A classical twist to the tale

Brushing off detractors who believe that it doesn’t behove a Carnatic singer to be associated with cinema, Sudha Ragunathan tells she will be composing music not just for one but two Vasanth films, this year

Updated - February 03, 2015 02:40 pm IST

Published - January 31, 2015 07:08 pm IST

Sudha Ragunathan

Sudha Ragunathan

Sudha Ragunathan, the Carnatic vocalist, is well-known. Now, thanks to director Vasanth, the world will get familiar with Sudha Ragunathan, the film composer. Excerpts from a conversation with the recent Padma Bhushan winner:

Even before you have composed your first song, you have signed two films as a music director [ Sivaranjaniyum Innum Sila Pengalum (SISP) and Thanneer ].

I know Vasanth for more than a decade now and hence had no reservations in agreeing when he asked me to compose music for his SISP . Recently, he told me that he’d also be working on a film called Thanneer and asked me if I’d like to compose for it too. I simply thought, why not?

Does this new transition make you nervous?

Not at all. I bring three decades of musical experience to the table. Imagine how much music I must have learned and listened to during this period.

What prompted you to agree to Vasanth without any hesitation?

I have always loved how his films hold music in such high esteem. It isn’t just there as a marketing gimmick. The songs live on, years after his film’s release. Off the top of my head, I remember ‘Manam Virumbuthe’ from Nerukku Ner . It’s thoroughly raga-based. Also, who can forget the breathless song, ‘Mannil Intha’, from his debut film, Keladi Kanmani ?

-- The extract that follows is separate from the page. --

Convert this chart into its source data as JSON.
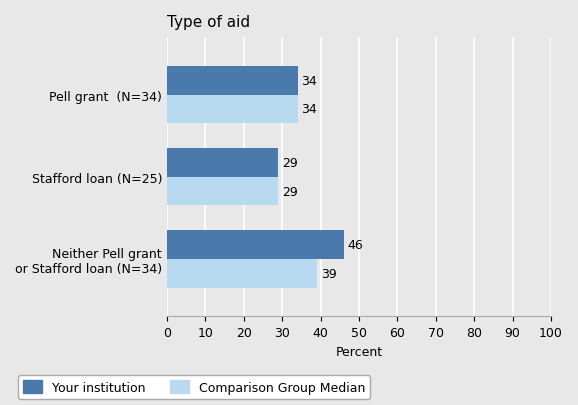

You signed SISP first. Did the female-centricity of the subject entice you in a way?

Sure, it was a reason, but I’d be lying if I said it was the decisive factor. Frankly, he could have offered me any film and I’d have agreed. The important thing was it’s a Vasanth film.

Are you worried that some purists may condescend upon your decision to make music for films?

I’ve been a musician for way too long to let random detractors bother me. In any case, some people thrive only in their criticism of others. When I sang for films, they criticised. When I acted in an ad film, they criticised. And now, when I step into films as a composer, they will. I’m not perturbed. Legends like M. S. Subbulakshmi, D. K. Pattammal, and my guru, M. L. Vasanthakumari, have had no problems being associated with films. Also, I don’t understand this comparison between different forms of music. There’s no reason to denigrate one form while holding aloft another.

So, there is nothing about film music that bothers you?

I’m not a big fan of double entendres in lyrics. I also don’t like songs that have no bearing on the story. I like songs to be inherent to the film.

Does composing for films necessitate a shift in musical sensibilities?

I was chatting with my husband about this recently. He suggested that I spend time thinking about the kind of music I wanted to make for films. Of course, at some level, I have kept my ears open to film music. My children also ensure that I am tuned into the latest trends and hit songs.

I find it rather discomfiting to imagine Sudha Ragunathan humming, say, ‘Mersalayitten’.

( Laughs ) I’m very much aware of the song’s success. In fact, ‘Mersalayitten’ is a perfect example of what works in cinema. The opening itself should be catchy. While the song’s charanam is pretty complicated, its opening groove appeals immediately. (Sings ‘Mersalayitten’ for a few seconds.)

The song is also an example of how auto-tune is used, isn’t it? Are you comfortable with the idea of using technology to tinker with tracks, or are you of the traditional Ilaiyaraaja mould, with a preference for live instruments instead?

It depends on the song really. Being a Carnatic musician, I’m definitely of the Raaja sir mould, but I think I’m comfortable with using technology where it’s necessary.

Newcomers often have a set of already composed tunes they hold dear. What about you?

I have some too. In fact, I discussed 15-20 tunes with Vasanth during a meeting in September. He has even shortlisted a couple of them for our films.

What about background music?

I think it needs a lot of experience and time too. I’ll be travelling on Carnatic concerts for at least four-five months this year. So, provided I’m given the liberty of time, that’s something I wouldn’t mind taking up too. But I understand it’s not the same as composing songs.

You said you’ve known Vasanth for over a decade. Did you ever have reason to believe that he’d approach you to compose music for him?

This makes me remember an offhanded exchange we had a couple of years ago. He told me then that people hadn’t yet seen my complete potential. Even then it seemed rather cryptic and I wondered what he meant. Perhaps he was already thinking of using me as a composer in the future?